Un fino vendaje cubría sus párpados.

—El juez Pazair.

—¿Quién os ha permitido…?

—Neferet, mi esposa.

—Ella también es mi enemiga.

—Mi demanda era oficial. Investigo el incendio.

—El incendio…

—Quiero identificar a los culpables.

—¿Qué culpables?

—¿No mencionasteis los nombres de Denes y Chechi?

—Os equivocáis.

—¿Por qué fuisteis a aquella forja clandestina?

—¿Realmente queréis saberlo?

—Si lo consentís.

—Fui a buscar hierro celeste para practicar magia contra Ramsés.

—Deberíais haber desconfiado de Chechi.

—Estaba sola.

—¿Cómo explicáis…?

—Un accidente, juez Pazair, un simple accidente.

—¿Por qué mentir?

—Odio a Egipto, su civilización y sus valores.

—¿Hasta el punto de no testimoniar contra vuestros verdugos?

—Quien intente destruir a Ramsés tendrá toda mi simpatía. Vuestro país rechaza la única verdad: ¡la guerra! Sólo la guerra exalta las pasiones y revela la naturaleza humana. Mi pueblo se equivocó firmando la paz con vosotros; y yo soy el rehén de este error. Quería despertar a los hititas, mostrarles el buen camino… Ahora permaneceré enclaustrada en uno de esos palacios que tanto aborrezco. Pero otros lo conseguirán, estoy convencida. Y ni siquiera tendréis el placer de llevarme ante un tribunal. No sois lo bastante cruel como para seguir torturando a una inválida.

—Denes y Chechi son unos criminales. No les importa vuestro ideal.

—He tomado una decisión. De mi boca no saldrá ni una palabra más.

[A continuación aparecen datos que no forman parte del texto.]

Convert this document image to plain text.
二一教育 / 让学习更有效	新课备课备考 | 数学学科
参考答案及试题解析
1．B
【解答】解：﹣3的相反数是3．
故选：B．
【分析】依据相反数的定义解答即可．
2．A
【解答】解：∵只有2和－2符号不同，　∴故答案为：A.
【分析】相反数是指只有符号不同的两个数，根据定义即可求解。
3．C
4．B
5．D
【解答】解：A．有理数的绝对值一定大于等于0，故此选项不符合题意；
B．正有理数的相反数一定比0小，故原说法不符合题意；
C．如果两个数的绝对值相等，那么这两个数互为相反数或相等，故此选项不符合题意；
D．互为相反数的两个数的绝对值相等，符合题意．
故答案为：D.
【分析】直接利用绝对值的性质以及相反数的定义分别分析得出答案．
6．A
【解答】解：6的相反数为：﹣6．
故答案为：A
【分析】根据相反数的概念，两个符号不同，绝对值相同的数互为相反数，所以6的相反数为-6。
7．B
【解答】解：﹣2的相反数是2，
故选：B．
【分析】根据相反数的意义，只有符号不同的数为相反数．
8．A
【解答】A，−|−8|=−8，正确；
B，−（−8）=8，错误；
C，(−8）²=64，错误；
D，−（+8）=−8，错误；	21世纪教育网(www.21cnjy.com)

Como decano del porche, Pazair ratificó la candidatura de Neferet al puesto de médico en jefe del reino de Egipto. La joven disponía de los títulos y la experiencia requeridos; su posición como directora del hospital principal de Menfis, el apoyo oficioso de la reina madre y el caluroso aliento de muchos de sus colegas daban un indiscutible peso a la candidatura de la joven.

Sin embargo, temía una prueba que no había deseado. Qadash utilizaría los métodos más viles para desalentarla; ahora bien, su única ambición era curar, no deseaba honores o responsabilidades. Pazair no conseguía tranquilizarla; él mismo se sentía turbado por la locura de Hattusa, condenada a la más desesperada de las soledades. Su testimonio habría provocado la caída de Denes y Chechi que, una vez más escapaban al castigo.

¿No estaría el juez golpeando una muralla indestructible?

Un genio malo protegía a los conjurados y les garantizaba la impunidad. Saber que el general Asher estaba perdido, lo que garantizaba que ninguna conjura militar amenazaba Egipto, hubiera debido alentarlo; pero una sorda angustia subsistía.

No comprendía el motivo de tantos crímenes ni la desdeñosa seguridad de un Denes, a quien no parecía afectarle ningún golpe. ¿Tendrían el transportista y sus acólitos algún arma secreta, fuera del alcance del juez?

Percibiendo su mutuo desconcierto, Pazair y Neferet pensaron en el otro antes de interesarse en sí mismos. Haciéndose el amor, vieron nacer una nueva alborada.